I am probably not the first to wonder, while absentmindedly staring at my screen and waiting for WeTransfer to send a batch of files I’ve uploaded, about the artworks that sometimes appear on the website of the file-sharing service. Why, instead of a full-screen ad for Amazon or Nike or some other corporation, am I now looking at (to take the most recent example) a soft-focus photograph of underwater foliage, bathed in a hazy green light? Well, apparently WeTransfer has always really cared about artists. In 2017 the company’s then editor-in-chief Rob Alderson explained that the ‘founders of WeTransfer are both creative blokes and so it felt natural to them to use the platform to showcase and promote great creative work’. From its launch 12 years ago WeTransfer has given away a third of its background images to artists – and now it even has a dedicated editorial website, named WePresent, which commissions and exhibits creative projects.
Allow me to be a little sceptical about the altruism of WeTransfer’s latest commission, a ‘never-before-seen digital manifestation’ of Marina Abramovic’s tried-and-tested method of preparation for the gruelling feats of endurance for which she is famous. Booking an appearance by the performance artist, who has made an art of celebrity as much as anything else, cannot have come cheap. Although this isn’t new material; the series of exercises that make up the ‘Abramovic Method’ have been, per the Marina Abramovic Institute’s website, ‘developed over decades of research’, and the artist has been sharing them in exhibitions and lectures for a number of years.
Now, though, you can participate from the comfort of your own home. But don’t get too comfortable. Abramovic states in the introductory video on the website: ‘To be a performance artist, it’s a very difficult task.’ And so ‘I developed different exercises to help myself – generating big willpower, concentration, crossing physical and mental limits and so on. Later on I understood that these exercises can serve not just me but anybody else, with any profession, in the world.’ The artist intones her words slowly and deliberately, her gaze directly meeting the camera. She is sitting at a table, her hands clasped and resting on its wooden surface – a tableau that is closely framed by the custom video-player which WeTransfer has designed for the occasion, a jaunty polygon with a wide base and a narrow peak. The video plays in black and white (with some red-filter accents), adding to the seriousness of the occasion.
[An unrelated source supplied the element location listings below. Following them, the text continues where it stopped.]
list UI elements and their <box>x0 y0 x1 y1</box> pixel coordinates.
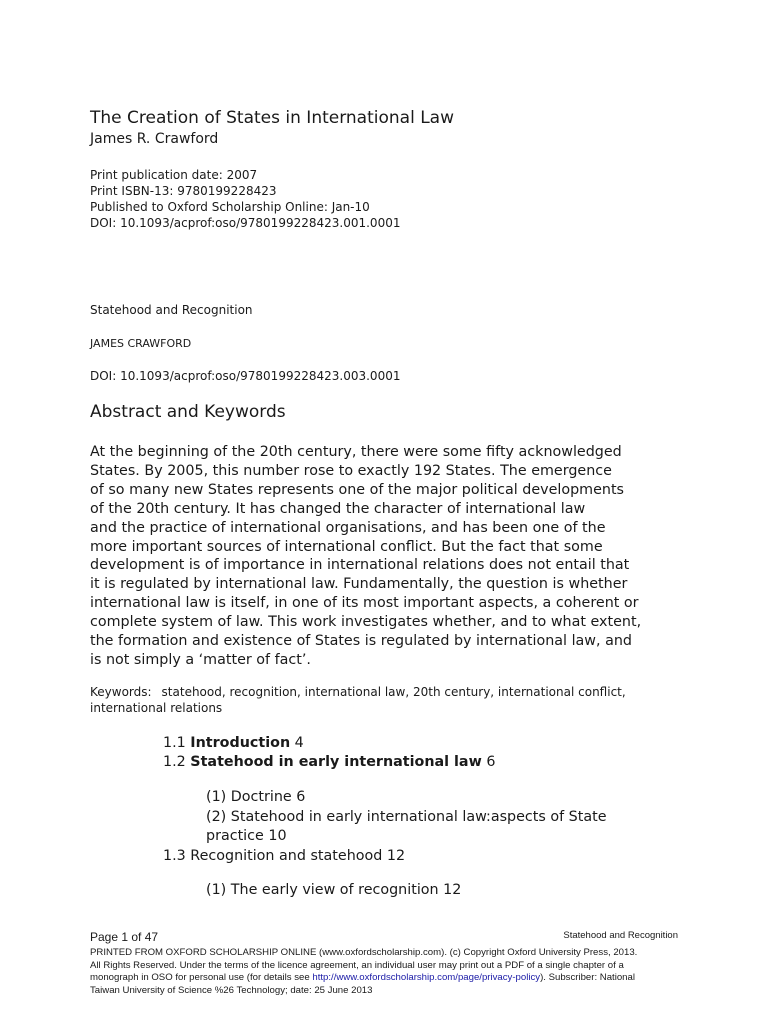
abstract-line: development is of importance in international relations does not entail that <box>90 557 630 574</box>
toc-number: 1.2 <box>163 754 186 770</box>
toc-title: Recognition and statehood <box>190 848 383 864</box>
toc-number: 1.3 <box>163 848 186 864</box>
toc-item-continued[interactable] <box>206 828 287 844</box>
copyright-text: monograph in OSO for personal use (for details see <box>90 972 313 983</box>
copyright-line: All Rights Reserved. Under the terms of the licence agreement, an individual user may print out a PDF of a single chapter of a <box>90 959 624 971</box>
book-author: James R. Crawford <box>90 131 219 147</box>
abstract-line: and the practice of international organisations, and has been one of the <box>90 519 606 536</box>
toc-title: practice <box>206 828 264 844</box>
abstract-line: international law is itself, in one of its most important aspects, a coherent or <box>90 595 639 612</box>
copyright-line: PRINTED FROM OXFORD SCHOLARSHIP ONLINE (www.oxfordscholarship.com). (c) Copyright Oxford University Press, 2013. <box>90 947 638 958</box>
toc-title: (1) The early view of recognition <box>206 882 439 898</box>
toc-item[interactable] <box>163 848 405 864</box>
copyright-line <box>90 972 680 985</box>
toc-item[interactable] <box>206 809 607 825</box>
toc-title: Statehood in early international law <box>190 754 482 770</box>
toc-title: (1) Doctrine <box>206 789 292 805</box>
toc-item[interactable] <box>206 789 305 805</box>
toc-item[interactable] <box>163 754 495 770</box>
toc-page: 6 <box>486 754 496 770</box>
keywords-label: Keywords: <box>90 685 152 699</box>
toc-title: Introduction <box>190 735 291 751</box>
abstract-heading: Abstract and Keywords <box>90 402 286 422</box>
copyright-text: ). Subscriber: National <box>540 972 635 983</box>
chapter-doi: DOI: 10.1093/acprof:oso/9780199228423.003.0001 <box>90 369 401 383</box>
abstract-line: it is regulated by international law. Fundamentally, the question is whether <box>90 576 628 593</box>
abstract-line: of so many new States represents one of the major political developments <box>90 481 625 498</box>
toc-item[interactable] <box>206 882 461 898</box>
online-publication: Published to Oxford Scholarship Online: Jan-10 <box>90 200 370 214</box>
abstract-line: At the beginning of the 20th century, there were some fifty acknowledged <box>90 444 622 460</box>
keywords-list: statehood, recognition, international law, 20th century, international conflict, international relations <box>90 685 626 715</box>
toc-page: 6 <box>296 789 306 805</box>
abstract-line: complete system of law. This work investigates whether, and to what extent, <box>90 614 642 631</box>
abstract-line: the formation and existence of States is regulated by international law, and <box>90 633 632 650</box>
toc-page: 4 <box>294 735 304 751</box>
copyright-line: Taiwan University of Science %26 Technology; date: 25 June 2013 <box>90 984 373 996</box>
print-publication-date: Print publication date: 2007 <box>90 168 258 182</box>
chapter-author: JAMES CRAWFORD <box>90 337 192 350</box>
privacy-policy-link[interactable]: http://www.oxfordscholarship.com/page/privacy-policy <box>312 972 541 983</box>
abstract-line: more important sources of international conflict. But the fact that some <box>90 538 603 555</box>
toc-item[interactable] <box>163 735 304 751</box>
chapter-title: Statehood and Recognition <box>90 303 253 317</box>
toc-title: (2) Statehood in early international law:aspects of State <box>206 809 607 825</box>
book-title: The Creation of States in International Law <box>90 108 454 128</box>
abstract-line: of the 20th century. It has changed the character of international law <box>90 500 586 517</box>
toc-number: 1.1 <box>163 735 186 751</box>
book-metadata <box>90 167 400 231</box>
toc-page: 12 <box>443 882 462 898</box>
running-title: Statehood and Recognition <box>563 930 678 941</box>
book-doi: DOI: 10.1093/acprof:oso/9780199228423.001.0001 <box>90 216 401 230</box>
keywords <box>90 684 670 716</box>
print-isbn: Print ISBN-13: 9780199228423 <box>90 184 277 198</box>
abstract-text <box>90 443 682 670</box>
abstract-line: States. By 2005, this number rose to exactly 192 States. The emergence <box>90 462 612 479</box>
toc-page: 12 <box>386 848 406 864</box>
page-number: Page 1 of 47 <box>90 930 159 944</box>
abstract-line: is not simply a ‘matter of fact’. <box>90 651 311 668</box>
copyright-notice <box>90 947 680 997</box>
toc-page: 10 <box>268 828 287 844</box>
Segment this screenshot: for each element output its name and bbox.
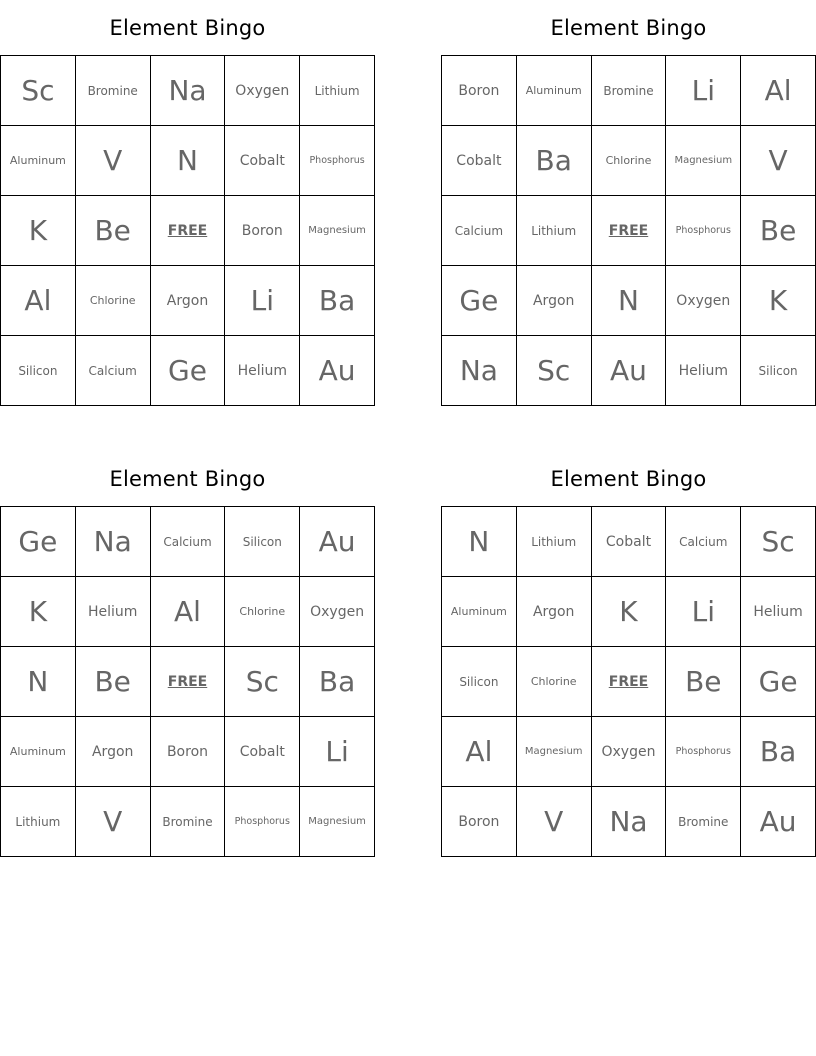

In the videos that follow, the artist talks us through the four exercises selected for this presentation: drinking water; counting rice; slow-motion walking; and mutual gazing. I’m relatively game – at first. If all I need to do to achieve Abramovic’s astronomic level of success are these four simple tasks, then why not give them a go? The first exercise starts off straightforwardly. We are instructed to sip a glass of water (not too full, not too empty) as slowly as possible, taking note of the sensations that occur throughout: the coolness of the glass against our hands and lips, the water passing down our throats. This is fairly standard mindfulness stuff. Then comes the kicker: you must repeat this exercise every day for a minimum of 15 minutes, and a maximum of one hour. I’m not sure I’ve cleared enough time in my schedule.
In her introduction to the second exercise – after noting that risotto rice mixed with black lentils is best, because the grains are big and clear and don’t break – Abramovic makes a crucial point. ‘Now, when we have mixed the rice and lentils, we have to make the most important decision: what we’re going to do, and how much of this amount of rice and lentils we’re going to count.’ She explains that the pile on the table in front of her, in her experience, would take between six and eight hours to count. There will be boredom, there will be anger, and eventually, if you break through the wall, there will be acceptance of the situation you find yourself in. But quitting is not an option. ‘If you decide to do everything, then you do everything. This is like literally the question of life and death. If you count and give up in the middle of the way, that’s the same with life. If you can’t count the rice and lentils you decide to [count], then your decisions in life – you have the same approach. Just not good enough.’
I have often thought about what motivates artists such as Abramovic in their undertakings – to, for example, spend 12 days in a gallery without eating or speaking (The House with the Ocean View; 2002) or trek for 90 days across the Great Wall of China in order to meet up with an ex (The Great Wall Walk; 1988). Surely this is about more than just the fulfilment of a set of parameters? Abramovic is right that all kinds of people take on all kinds of challenging tasks, often voluntarily: just witness the trend for ultramarathons, races covering distances greater than 26.2 miles. But there must always, I imagine, be a reason, however unrelatable to others – however rooted in obsession or ambition or perhaps simply desire. I just can’t muster up any reason to sit at a table for several hours and count a pile of grains and pulses – or, for that matter, to walk as slowly as I possibly can for an hour straight, or to look at a zoomed-in video of Abramovic’s eyes indefinitely. However, maybe when I’m next waiting for a really big file to send on WeTransfer this could be a good way to pass the time?
The Abramovic Method by Marina Abramovic is online.